Die Befestigung der Winde 96, der unteren Seilscheiben 109 und der zum Drehen dienenden Zylinder 118 an dem Drehtisch 45 und die Befestigung des Mastes 90 auf dem Steigrohr 50 ergibt eine sehr gedrängte Bauart. Die Windensteuerung der Hubbewegung für den inneren und äußeren Leitungsarm 58 und 63 macht jegliche Gegengewichte an von dem inneren Leitungsarm wegragenden Auslegern unnötig. Demzufolge kann die Gesamthöhe der Vorrichtung so klein als möglich gehalten werden und auch der Raumbedarf in der Horizontalen bei ausgeschwenktem inneren Leitungsarm ist äußerst gering.

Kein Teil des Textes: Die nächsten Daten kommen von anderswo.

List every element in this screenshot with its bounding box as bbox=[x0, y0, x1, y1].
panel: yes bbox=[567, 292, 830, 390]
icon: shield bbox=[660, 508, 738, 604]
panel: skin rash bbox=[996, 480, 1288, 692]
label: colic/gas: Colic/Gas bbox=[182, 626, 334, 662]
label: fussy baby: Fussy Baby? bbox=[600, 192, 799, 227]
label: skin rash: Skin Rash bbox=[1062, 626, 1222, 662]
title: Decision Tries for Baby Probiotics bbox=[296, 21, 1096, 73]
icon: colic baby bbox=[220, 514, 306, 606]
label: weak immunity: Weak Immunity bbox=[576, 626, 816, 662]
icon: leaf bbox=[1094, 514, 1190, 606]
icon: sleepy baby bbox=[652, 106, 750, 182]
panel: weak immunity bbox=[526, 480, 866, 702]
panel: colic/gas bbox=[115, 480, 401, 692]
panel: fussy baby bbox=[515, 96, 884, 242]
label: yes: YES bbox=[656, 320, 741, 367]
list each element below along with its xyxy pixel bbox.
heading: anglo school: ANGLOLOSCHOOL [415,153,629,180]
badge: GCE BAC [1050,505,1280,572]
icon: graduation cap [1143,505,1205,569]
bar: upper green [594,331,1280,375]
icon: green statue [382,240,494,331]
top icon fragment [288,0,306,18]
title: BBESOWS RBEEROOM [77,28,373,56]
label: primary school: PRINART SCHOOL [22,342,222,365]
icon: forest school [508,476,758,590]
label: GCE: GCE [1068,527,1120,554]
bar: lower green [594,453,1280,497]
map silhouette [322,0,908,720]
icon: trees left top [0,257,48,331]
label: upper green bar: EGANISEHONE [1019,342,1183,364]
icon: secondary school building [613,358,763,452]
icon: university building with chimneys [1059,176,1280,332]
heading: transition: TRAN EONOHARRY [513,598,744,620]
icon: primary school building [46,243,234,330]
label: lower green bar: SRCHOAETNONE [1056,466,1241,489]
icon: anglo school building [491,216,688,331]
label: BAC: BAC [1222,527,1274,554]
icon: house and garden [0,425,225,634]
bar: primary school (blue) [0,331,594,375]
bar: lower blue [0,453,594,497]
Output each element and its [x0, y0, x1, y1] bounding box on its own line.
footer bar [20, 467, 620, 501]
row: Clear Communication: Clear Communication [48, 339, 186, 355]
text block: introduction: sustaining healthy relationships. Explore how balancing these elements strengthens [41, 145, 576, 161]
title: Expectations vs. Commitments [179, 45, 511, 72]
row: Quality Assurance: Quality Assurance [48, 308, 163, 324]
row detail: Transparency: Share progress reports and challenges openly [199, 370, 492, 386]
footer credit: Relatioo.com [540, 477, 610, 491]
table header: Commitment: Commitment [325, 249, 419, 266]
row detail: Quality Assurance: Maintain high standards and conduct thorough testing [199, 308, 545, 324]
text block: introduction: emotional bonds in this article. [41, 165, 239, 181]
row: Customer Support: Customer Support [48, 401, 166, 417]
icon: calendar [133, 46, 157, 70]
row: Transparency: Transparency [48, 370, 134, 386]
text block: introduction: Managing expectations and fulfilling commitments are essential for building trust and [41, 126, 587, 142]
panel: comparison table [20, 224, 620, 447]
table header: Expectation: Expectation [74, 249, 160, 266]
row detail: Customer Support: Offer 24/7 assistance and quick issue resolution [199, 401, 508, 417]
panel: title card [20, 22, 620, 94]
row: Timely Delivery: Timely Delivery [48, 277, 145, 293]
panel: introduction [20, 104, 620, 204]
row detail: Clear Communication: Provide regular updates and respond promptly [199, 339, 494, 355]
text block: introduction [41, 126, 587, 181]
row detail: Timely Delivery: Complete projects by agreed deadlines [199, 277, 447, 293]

Dadurch, daß die dem Verdrehen dienenden Zylinder aufrecht und nicht horizontal angeordnet sind, wird die horizontale Dimension der Vorrichtung ebenfalls weiter verkleinert.
Der Drehtisch 45, der Sockel 14 und die Rundschiene 15 wirken zusammen, um das Verdrehen leicht zu machen, ohne Rücksicht darauf, ob das Deck 10 des Schiffes waagerecht oder schräg steht.

Claims (1)

  1. Patentanspruch:
    Verladevorrichtung für Flüssigkeit insbesondere auf Schiffen mit einem Steigrohr, mit einem mit dem Steigrohr höhenverschwenkbar verbundenen inneren Leitungsarm, mit einer Vorrichtung zur Betätigung dieser Schwenkbewegung, mit einem auf einem Sockel drehbar montierten Drehtisch, an dem das von dem Sockel nach oben ragende, in leitender Verbindung mit einem im Sockel angeordneten Leitungsteil stehende Steigrohr befestigt ist, mit einem am Steigrohr befestigten und von diesem nach oben ragenden Mast und mit einem Drehmechanismus an dem Drehtisch, der mit dem Mast und dem Sockel verbunden ist, dadurch gekennzeichnet, daß an dem Drehtisch (45) an der dem Gelenk (56) zwischen dem Steigrohr (51) und dem inneren Leitungsarm (58) abgewandten Seite zwei untere Seilscheiben (109) gelagert sind, deren Scheibenflächen tangential zu einer auf dem Sockel (14) konzentrisch zur Drehachse des Drehtisches (45) befestigte Rundschiene (15) und von der Drehachse fort spitzwinklig aufeinander zu verlaufen und deren Unterkanten in Höhe der Rundschiene (15) liegen, daß an dem Mast (90) mit waagerechter Achse koaxial zwei obere Seilscheiben (114) gelagert sind, deren Außenkanten vertikal in Flucht zu den Außenkanten der unteren Seilscheiben (109) verlaufen, daß um je eine untere und obere Seilscheibe (109,114) je ein Seil (125, 126) geführt ist, daß diese Seile (125, 126) mit ihren einen, von den Innenkanten der oberen Seilscheiben (114) nach unten geführten Enden über jeweils einen als Zugvorrichtung dienenden Druckzylinder (118) an dem Drehtisch (45) befestigt sind und mit ihren anderen Enden (127) um die unteren Seilscheiben (109) tangential gegenläufig um die Rundschiene (15) geführt und an dieser Rundschiene (15) befestigt sind und daß die Druckzylinder (118) gegensinnig gesteuert sind.